Whatsapp reduz ida ao médico

Conversa pelo aplicativo pode facilitar a vida, substituindo consultório por mensagem e foto

iG Minas Gerais | Litza Mattos |

Consulta virtual. 
Psicóloga Ilma Queiroga troca informações pelo Whatsapp com ortopedista para tirar dúvidas sobre fratura na perna
douglas magno
Consulta virtual. Psicóloga Ilma Queiroga troca informações pelo Whatsapp com ortopedista para tirar dúvidas sobre fratura na perna

Além dos remédios e bastante repouso, o Whatsapp foi um dos principais companheiros diários da psicóloga Ilma Queiroga, 66, nas últimas semanas. Ela se recupera de uma fratura na perna e é pelo aplicativo que troca mensagens com o ortopedista para esclarecer dúvidas e discutir seu quadro.

Essa é apenas uma pequena amostra de como a conectividade vem mudando de maneira significativa o mercado de saúde e a relação médico-paciente. Segundo o site Doutíssima, já estão disponíveis no mercado mais de 100 mil aplicativos para smartphones voltados para a área, e o potencial de crescimento pode chegar a 11 vezes nos próximos cinco anos.

“A troca de informações se dava ao menos uma vez ao dia. Além disso, minha fisioterapeuta enviava dicas e fotos para acompanhamento do caso. É quase um pronto-socorro virtual, porém, uma ‘consulta virtual’ não deve ultrapassar o limite da troca de informações”, conta a psicóloga que também faz uso da tecnologia no seu ambiente profissional.

“Uso mensagens e e-mails para atender a pedidos de ajuda e reforçar orientações e conselhos dados em consulta presencial. Isso traz ganho para o paciente, na medida em que o faz se sentir amparado a qualquer momento. É um beneficio a tecnologia permitir isso”, afirma.

Segundo Otaviano de Oliveira, ortopedista que acompanha Ilma, a relação médico-paciente tradicional, baseada principalmente no atendimento direto da consulta presencial e com tempo necessário para uma boa conversa e um bom exame físico nunca vai mudar.

“Sou um pouco conservador em relação a mídias sociais e a internet, mas acabei tendo que me render aos benefícios. O que vemos agora é que a tecnologia nos auxilia muito na comunicação posterior evitando deslocamentos desnecessários e facilitando o intercâmbio de informações”, pondera.

EGO - “Grande entusiasta do uso de novas tecnologias” é como o próprio neurocirurgião Sergio Amaral se autointitula. Usuário de diversos aplicativos, ele avalia que a resistência de alguns médicos com pacientes já chegam aos consultórios munidos de informações que encontram na rede, e de pacientes que acham que toda informação online é verdadeira podem ter estragado a relação em algum momento, mas nem tudo está perdido.

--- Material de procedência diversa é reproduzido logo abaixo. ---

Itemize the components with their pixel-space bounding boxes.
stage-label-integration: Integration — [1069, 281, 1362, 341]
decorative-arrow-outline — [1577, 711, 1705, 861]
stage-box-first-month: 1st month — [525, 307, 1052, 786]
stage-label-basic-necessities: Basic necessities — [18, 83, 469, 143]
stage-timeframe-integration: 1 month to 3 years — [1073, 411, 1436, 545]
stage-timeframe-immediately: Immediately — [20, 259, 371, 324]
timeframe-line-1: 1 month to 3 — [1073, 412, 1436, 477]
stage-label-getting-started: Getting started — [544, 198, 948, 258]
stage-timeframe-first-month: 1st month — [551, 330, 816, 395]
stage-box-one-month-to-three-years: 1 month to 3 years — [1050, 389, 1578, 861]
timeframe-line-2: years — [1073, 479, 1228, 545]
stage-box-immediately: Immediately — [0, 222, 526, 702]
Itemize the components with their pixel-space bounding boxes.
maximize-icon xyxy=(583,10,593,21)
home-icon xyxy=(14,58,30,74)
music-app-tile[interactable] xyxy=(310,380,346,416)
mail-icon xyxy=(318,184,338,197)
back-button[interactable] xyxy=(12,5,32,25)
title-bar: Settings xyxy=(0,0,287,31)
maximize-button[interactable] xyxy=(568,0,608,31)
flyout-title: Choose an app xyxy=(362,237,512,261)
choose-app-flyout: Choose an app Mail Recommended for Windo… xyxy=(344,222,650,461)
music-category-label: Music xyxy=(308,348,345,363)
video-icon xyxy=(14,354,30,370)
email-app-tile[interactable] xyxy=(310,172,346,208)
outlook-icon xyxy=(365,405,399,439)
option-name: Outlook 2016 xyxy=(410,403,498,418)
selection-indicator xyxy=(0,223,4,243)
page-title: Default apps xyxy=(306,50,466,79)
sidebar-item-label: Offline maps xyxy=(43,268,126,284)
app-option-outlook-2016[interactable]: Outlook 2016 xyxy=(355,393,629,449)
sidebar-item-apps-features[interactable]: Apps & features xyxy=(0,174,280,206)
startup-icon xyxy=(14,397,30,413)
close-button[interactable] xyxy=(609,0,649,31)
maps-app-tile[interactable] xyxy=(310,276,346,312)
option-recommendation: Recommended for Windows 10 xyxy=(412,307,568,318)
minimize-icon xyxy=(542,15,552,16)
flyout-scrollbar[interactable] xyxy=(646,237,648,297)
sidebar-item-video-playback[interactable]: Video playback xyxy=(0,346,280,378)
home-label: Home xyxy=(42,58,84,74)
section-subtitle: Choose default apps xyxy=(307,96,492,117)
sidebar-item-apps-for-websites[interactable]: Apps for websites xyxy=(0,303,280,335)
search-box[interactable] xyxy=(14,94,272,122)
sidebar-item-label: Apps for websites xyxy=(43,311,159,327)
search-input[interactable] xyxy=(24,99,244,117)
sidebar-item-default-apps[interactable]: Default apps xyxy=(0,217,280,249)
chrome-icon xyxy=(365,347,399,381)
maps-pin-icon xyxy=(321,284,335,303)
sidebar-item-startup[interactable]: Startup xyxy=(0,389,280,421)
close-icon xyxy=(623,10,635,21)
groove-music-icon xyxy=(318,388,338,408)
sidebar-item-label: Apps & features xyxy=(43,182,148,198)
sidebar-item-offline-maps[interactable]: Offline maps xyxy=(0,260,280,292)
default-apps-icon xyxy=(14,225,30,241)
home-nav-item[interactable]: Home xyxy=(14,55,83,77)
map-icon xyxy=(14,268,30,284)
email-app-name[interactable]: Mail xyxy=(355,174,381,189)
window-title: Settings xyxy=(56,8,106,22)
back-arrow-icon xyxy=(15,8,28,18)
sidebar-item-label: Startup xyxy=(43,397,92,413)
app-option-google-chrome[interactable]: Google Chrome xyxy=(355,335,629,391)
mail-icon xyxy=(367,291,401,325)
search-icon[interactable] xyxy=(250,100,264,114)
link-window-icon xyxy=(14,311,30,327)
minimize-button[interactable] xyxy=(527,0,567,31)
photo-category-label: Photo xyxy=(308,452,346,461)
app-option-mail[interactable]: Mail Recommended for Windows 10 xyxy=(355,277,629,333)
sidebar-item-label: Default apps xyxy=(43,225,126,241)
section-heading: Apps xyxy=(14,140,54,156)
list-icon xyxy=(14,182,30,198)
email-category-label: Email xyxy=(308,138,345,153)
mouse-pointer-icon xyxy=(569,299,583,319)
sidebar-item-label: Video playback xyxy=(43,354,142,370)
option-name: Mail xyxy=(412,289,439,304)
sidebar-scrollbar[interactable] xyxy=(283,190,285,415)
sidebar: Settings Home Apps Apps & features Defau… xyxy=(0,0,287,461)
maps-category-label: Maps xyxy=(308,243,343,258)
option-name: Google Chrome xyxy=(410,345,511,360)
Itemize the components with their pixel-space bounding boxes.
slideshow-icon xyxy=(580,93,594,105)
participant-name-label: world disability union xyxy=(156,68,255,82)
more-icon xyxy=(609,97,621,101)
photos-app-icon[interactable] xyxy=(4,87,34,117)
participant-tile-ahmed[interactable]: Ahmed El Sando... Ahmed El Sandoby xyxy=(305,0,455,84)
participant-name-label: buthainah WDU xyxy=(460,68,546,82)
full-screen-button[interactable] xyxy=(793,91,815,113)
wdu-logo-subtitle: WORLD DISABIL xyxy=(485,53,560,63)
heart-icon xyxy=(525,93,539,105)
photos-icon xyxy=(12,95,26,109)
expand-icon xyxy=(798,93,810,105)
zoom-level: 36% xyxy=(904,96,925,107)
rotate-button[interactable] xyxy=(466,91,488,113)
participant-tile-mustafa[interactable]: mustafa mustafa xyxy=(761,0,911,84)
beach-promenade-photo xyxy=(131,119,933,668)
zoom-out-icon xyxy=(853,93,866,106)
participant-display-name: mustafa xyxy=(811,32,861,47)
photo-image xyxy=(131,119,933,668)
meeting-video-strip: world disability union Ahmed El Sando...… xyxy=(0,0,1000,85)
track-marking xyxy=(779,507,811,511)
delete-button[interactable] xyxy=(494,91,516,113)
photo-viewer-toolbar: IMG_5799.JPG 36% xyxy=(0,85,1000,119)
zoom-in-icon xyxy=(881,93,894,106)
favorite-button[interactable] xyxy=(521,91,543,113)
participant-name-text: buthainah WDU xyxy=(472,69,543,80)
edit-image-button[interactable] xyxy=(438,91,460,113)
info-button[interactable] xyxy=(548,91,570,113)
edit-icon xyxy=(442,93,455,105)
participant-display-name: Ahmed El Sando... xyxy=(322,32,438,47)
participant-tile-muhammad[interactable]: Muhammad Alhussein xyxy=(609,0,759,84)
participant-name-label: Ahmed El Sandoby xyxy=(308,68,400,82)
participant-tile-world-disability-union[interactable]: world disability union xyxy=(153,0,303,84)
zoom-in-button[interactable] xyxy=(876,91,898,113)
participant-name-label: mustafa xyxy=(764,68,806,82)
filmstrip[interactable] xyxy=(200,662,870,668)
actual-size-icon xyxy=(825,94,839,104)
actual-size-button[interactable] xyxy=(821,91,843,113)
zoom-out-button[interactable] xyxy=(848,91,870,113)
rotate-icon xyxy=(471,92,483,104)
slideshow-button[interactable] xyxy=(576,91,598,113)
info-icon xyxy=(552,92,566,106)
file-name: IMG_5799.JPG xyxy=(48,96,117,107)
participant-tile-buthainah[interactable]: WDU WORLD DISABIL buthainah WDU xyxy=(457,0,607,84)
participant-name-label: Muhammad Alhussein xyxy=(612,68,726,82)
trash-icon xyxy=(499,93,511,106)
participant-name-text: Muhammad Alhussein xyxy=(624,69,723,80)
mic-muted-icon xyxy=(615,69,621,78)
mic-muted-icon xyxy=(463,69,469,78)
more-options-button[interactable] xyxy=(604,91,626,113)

“Existe um fator a ser levado em consideração, que é o ego do profissional de saúde. Culturalmente, o médico sempre foi o único detentor do conhecimento sobre saúde e muitos colegas não veem essa atitude (dos pacientes) com bons olhos. O papel do médico é de esclarecer o paciente e decidir junto com ele sobre o caminho ou tratamento a ser adotado”, afirma o neurocirurgião que acredita ser necessária uma campanha de esclarecimento com formas de validar sites que possuam informação técnica de qualidade.

“Penso que é questão de tempo para todos se adaptarem a essa nova realidade e aprenderem a usar essa maravilhosa ferramenta que é a tecnologia”, acredita Amaral.